Port Matilda Community Saves Fire Station in Pennsylvania

April 29, 2005
The community has rallied to save Port Matilda Fire Company's building from foreclosure, and the company has now set its sights on saving its tanker truck from bank repossession.

PORT MATILDA -- The community has rallied to save Port Matilda Fire Company's building from foreclosure, and the company has now set its sights on saving its tanker truck from bank repossession.

"We went over $32,000 (Thursday)," said Lee Pressler, chairman of the Port Matilda Fire Company's Financial Control Committee, of the desperate, weeklong effort to raise $27,628 by the end of the month to avoid foreclosure. "If all the checks clear, we're going to wire the money to the bank (today)."

Allegheny Valley Bank in Pittsburgh began foreclosure proceedings earlier this month after the fire company failed to make $94,000 in balloon payments on its building and tanker. The company needs to raise $67,403 to make the past-due payment on the tanker.

Pressler declined to discuss whether making the building payment will buy the fire company time to make the balloon payment on the tanker, but did say the department has been in close contact with the bank.

"I don't see a problem," Pressler said.

Also Thursday, state Rep. Lynn Herman, R-Philipsburg, announced he has secured a $10,000 grant to help the fire company pay operational costs.

Herman said he is working to shorten the usual eight to 12 weeks it would take for the grant money to be handed to the fire company because of "the seriousness of the situation."

"At this point, I'm trying to expedite the paperwork through the Department of Community and Economic Development so they can get the money as soon as possible," Herman said.

Supporters of the company say they're optimistic its days of financial difficulty are in the past, thanks to a new committee appointed to oversee its finances.

"I really visualize we can be debt-free in two years," said Sam Lykens, one of five members of Port Matilda Fire Company's Financial Control Committee. Members of the committee, formed by the fire company last week, were selected from people who have no connection to the fire company and are not elected officials in an effort to ensure the committee's credibility with the public.

With the building balloon payment taken care of, the fire company has debt of about $150,000, Lykens said, including about $40,000 outstanding on the fire house and money owed on two vehicles. Should the company make both of balloon payments, it will resume regular payments totaling $3,445 a month.

Lykens is organizing a fundraiser aimed at about 20 of the community's more affluent residents in the hopes they willeach donate $5,000. In return, those donors would receive such perks as lifetime free use of the fire hall and swimming pool fill-ups.

"I may be an optimist," Lykens said, "but I believe this is entirely possible."

The fire company is preparing bills to submit to the five municipalities served by the fire company -- Port Matilda and Halfmoon, Huston, Taylor and Worth townships. Three of the five levy taxes designated for fire protection and the committee wants that money, Lykens said.

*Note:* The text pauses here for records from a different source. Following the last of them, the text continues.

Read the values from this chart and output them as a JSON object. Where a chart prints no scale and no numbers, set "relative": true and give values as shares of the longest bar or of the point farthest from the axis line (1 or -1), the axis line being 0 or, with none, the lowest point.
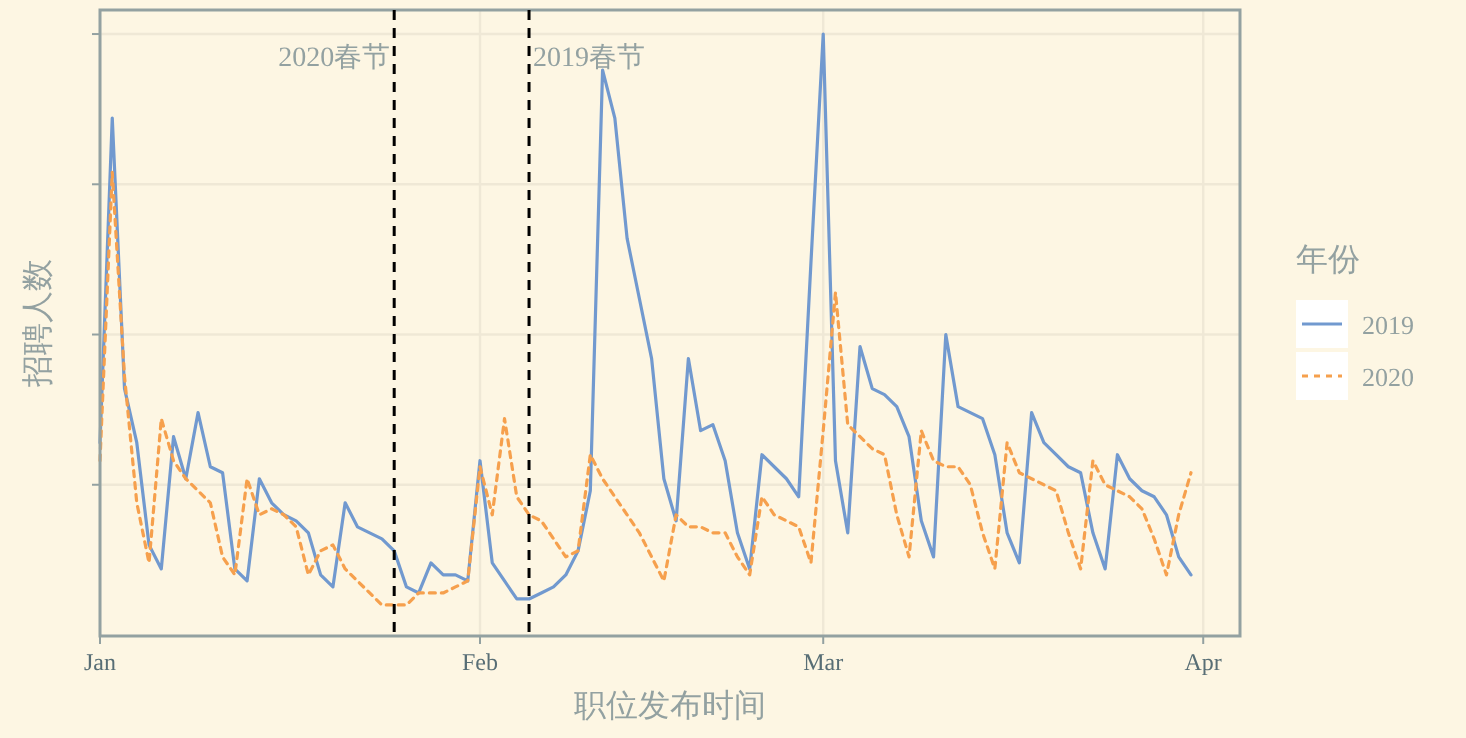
{
  "chart_data": {
    "type": "line",
    "xlabel": "职位发布时间",
    "ylabel": "招聘人数",
    "legend_title": "年份",
    "relative": true,
    "grid": true,
    "legend": "right",
    "x": [
      "--01-01",
      "--01-02",
      "--01-03",
      "--01-04",
      "--01-05",
      "--01-06",
      "--01-07",
      "--01-08",
      "--01-09",
      "--01-10",
      "--01-11",
      "--01-12",
      "--01-13",
      "--01-14",
      "--01-15",
      "--01-16",
      "--01-17",
      "--01-18",
      "--01-19",
      "--01-20",
      "--01-21",
      "--01-22",
      "--01-23",
      "--01-24",
      "--01-25",
      "--01-26",
      "--01-27",
      "--01-28",
      "--01-29",
      "--01-30",
      "--01-31",
      "--02-01",
      "--02-02",
      "--02-03",
      "--02-04",
      "--02-05",
      "--02-06",
      "--02-07",
      "--02-08",
      "--02-09",
      "--02-10",
      "--02-11",
      "--02-12",
      "--02-13",
      "--02-14",
      "--02-15",
      "--02-16",
      "--02-17",
      "--02-18",
      "--02-19",
      "--02-20",
      "--02-21",
      "--02-22",
      "--02-23",
      "--02-24",
      "--02-25",
      "--02-26",
      "--02-27",
      "--02-28",
      "--03-01",
      "--03-02",
      "--03-03",
      "--03-04",
      "--03-05",
      "--03-06",
      "--03-07",
      "--03-08",
      "--03-09",
      "--03-10",
      "--03-11",
      "--03-12",
      "--03-13",
      "--03-14",
      "--03-15",
      "--03-16",
      "--03-17",
      "--03-18",
      "--03-19",
      "--03-20",
      "--03-21",
      "--03-22",
      "--03-23",
      "--03-24",
      "--03-25",
      "--03-26",
      "--03-27",
      "--03-28",
      "--03-29",
      "--03-30",
      "--03-31"
    ],
    "xlim": [
      "--01-01",
      "--04-04"
    ],
    "xticks": [
      {
        "value": "--01-01",
        "label": "Jan"
      },
      {
        "value": "--02-01",
        "label": "Feb"
      },
      {
        "value": "--03-01",
        "label": "Mar"
      },
      {
        "value": "--04-01",
        "label": "Apr"
      }
    ],
    "series": [
      {
        "name": "2019",
        "color": "#7199cf",
        "line_style": "solid",
        "values": [
          0.32,
          0.86,
          0.41,
          0.32,
          0.15,
          0.11,
          0.33,
          0.26,
          0.37,
          0.28,
          0.27,
          0.11,
          0.09,
          0.26,
          0.22,
          0.2,
          0.19,
          0.17,
          0.1,
          0.08,
          0.22,
          0.18,
          0.17,
          0.16,
          0.14,
          0.08,
          0.07,
          0.12,
          0.1,
          0.1,
          0.09,
          0.29,
          0.12,
          0.09,
          0.06,
          0.06,
          0.07,
          0.08,
          0.1,
          0.14,
          0.24,
          0.94,
          0.86,
          0.66,
          0.56,
          0.46,
          0.26,
          0.19,
          0.46,
          0.34,
          0.35,
          0.29,
          0.17,
          0.11,
          0.3,
          0.28,
          0.26,
          0.23,
          0.62,
          1,
          0.29,
          0.17,
          0.48,
          0.41,
          0.4,
          0.38,
          0.33,
          0.19,
          0.13,
          0.5,
          0.38,
          0.37,
          0.36,
          0.3,
          0.17,
          0.12,
          0.37,
          0.32,
          0.3,
          0.28,
          0.27,
          0.17,
          0.11,
          0.3,
          0.26,
          0.24,
          0.23,
          0.2,
          0.13,
          0.1
        ]
      },
      {
        "name": "2020",
        "color": "#f6a04d",
        "line_style": "dashed",
        "values": [
          0.29,
          0.77,
          0.43,
          0.22,
          0.12,
          0.36,
          0.29,
          0.26,
          0.24,
          0.22,
          0.13,
          0.1,
          0.26,
          0.2,
          0.21,
          0.2,
          0.18,
          0.1,
          0.14,
          0.15,
          0.11,
          0.09,
          0.07,
          0.05,
          0.05,
          0.05,
          0.07,
          0.07,
          0.07,
          0.08,
          0.09,
          0.28,
          0.2,
          0.36,
          0.23,
          0.2,
          0.19,
          0.16,
          0.13,
          0.14,
          0.3,
          0.26,
          0.23,
          0.2,
          0.17,
          0.13,
          0.09,
          0.2,
          0.18,
          0.18,
          0.17,
          0.17,
          0.13,
          0.1,
          0.23,
          0.2,
          0.19,
          0.18,
          0.12,
          0.34,
          0.57,
          0.35,
          0.33,
          0.31,
          0.3,
          0.2,
          0.13,
          0.34,
          0.29,
          0.28,
          0.28,
          0.25,
          0.17,
          0.11,
          0.32,
          0.27,
          0.26,
          0.25,
          0.24,
          0.17,
          0.11,
          0.29,
          0.25,
          0.24,
          0.23,
          0.21,
          0.16,
          0.1,
          0.2,
          0.27
        ]
      }
    ],
    "ref_lines": [
      {
        "axis": "x",
        "value": "--01-25",
        "label": "2020春节",
        "color": "#000000",
        "line_style": "dashed"
      },
      {
        "axis": "x",
        "value": "--02-05",
        "label": "2019春节",
        "color": "#000000",
        "line_style": "dashed"
      }
    ]
  }
}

Thursday night, Port Matilda Fire Chief Dean "Butch" Rudy Jr. gave Halfmoon Township supervisors a proposed contract for fire protection services for this year. It asks Halfmoon supervisors for $35,292 for 2005 services.

Supervisors said they will review the proposed contract with their solicitor.

Also Thursday, Halfmoon Township supervisors announced they will host a meeting of elected officials from the five affected municipalities at 8 p.m. Wednesday at the township building. The officials are expected to discuss what to do with more than $9,000 left in an account belonging to a partnership of those five municipalities that disbanded as of Dec. 31, 2004. The account had been set up to aid Port Matilda Fire Company.

The Port Matilda committee also is drafting contracts for fire protection, with fee structures, to be submitted to the municipalities this summer for 2006, Lykens said.

"We feel the municipalities should pay 80 percent of the operating budget," Lykens said. "And the volunteer firemen will raise 20 percent."

The company operates on an annual budget of approximately $100,000.

Lew Marrara, a Taylor Township supervisor, said his municipality enacted a half-mill tax increase last year for fire protection from Port Matilda firefighters.

"But we can't pick up the entire debt load," Marrara said. "They still will need to do fundraising. And they are going to need better bookkeeping than they had in the past. But then again, that's the past. Let's forget about the past. This is a new beginning."